Autrement dit, il y a peut-être ici une équation facile à résoudre pour offrir à des milliers d’êtres une meilleure qualité de vie et donc une plus grande autonomie.
UN PROGRAMME DE RECHERCHE À VENIR
L’Institut et la Fondation Jérôme Lejeune réfléchissent ainsi avec l’hôpital Necker et plus particulièrement le Professeur Brigitte Fauroux, responsable de l’Unité de ventilation non invasive et du sommeil de l’enfant, à lancer un programme de recherche visant à évaluer l’intérêt d’un dépistage systématique du syndrome d’apnée du sommeil chez les jeunes nourrissons associé à une correction optimale de ce trouble par un traitement adapté.
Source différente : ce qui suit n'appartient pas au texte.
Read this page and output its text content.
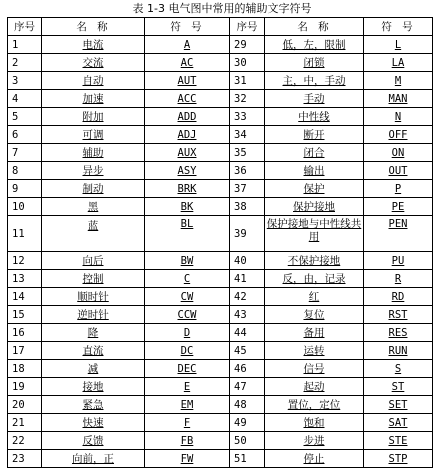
表 1-3 电气图中常用的辅助文字符号
序号	名 称	符 号	序号	名 称	符 号
1	电流	A	29	低，左，限制	L
2	交流	AC	30	闭锁	LA
3	自动	AUT	31	主，中，手动	M
4	加速	ACC	32	手动	MAN
5	附加	ADD	33	中性线	N
6	可调	ADJ	34	断开	OFF
7	辅助	AUX	35	闭合	ON
8	异步	ASY	36	输出	OUT
9	制动	BRK	37	保护	P
10	黑	BK	38	保护接地	PE
11	蓝	BL	39	保护接地与中性线共用	PEN
12	向后	BW	40	不保护接地	PU
13	控制	C	41	反，由，记录	R
14	顺时针	CW	42	红	RD
15	逆时针	CCW	43	复位	RST
16	降	D	44	备用	RES
17	直流	DC	45	运转	RUN
18	减	DEC	46	信号	S
19	接地	E	47	起动	ST
20	紧急	EM	48	置位，定位	SET
21	快速	F	49	饱和	SAT
22	反馈	FB	50	步进	STE
23	向前，正	FW	51	停止	STP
Celui-ci sera logiquement piloté à l’Institut Jérôme Lejeune qui reçoit à peu près un tiers des enfants trisomiques qui naissent chaque année en France, soit 150 enfants environ. Se pose bien sûr la question du financement de ce programme qui sera abordée dans les semaines qui viennent par le Conseil d’administration de la Fondation Jérôme Lejeune, dès lors que le projet sera bouclé et validé par les différentes parties prenantes.
La maman de Marie résume avec des mots simples ce défi : « La stimulation, ok, c’est important, mais bien dormir, c’est essentiel ! ».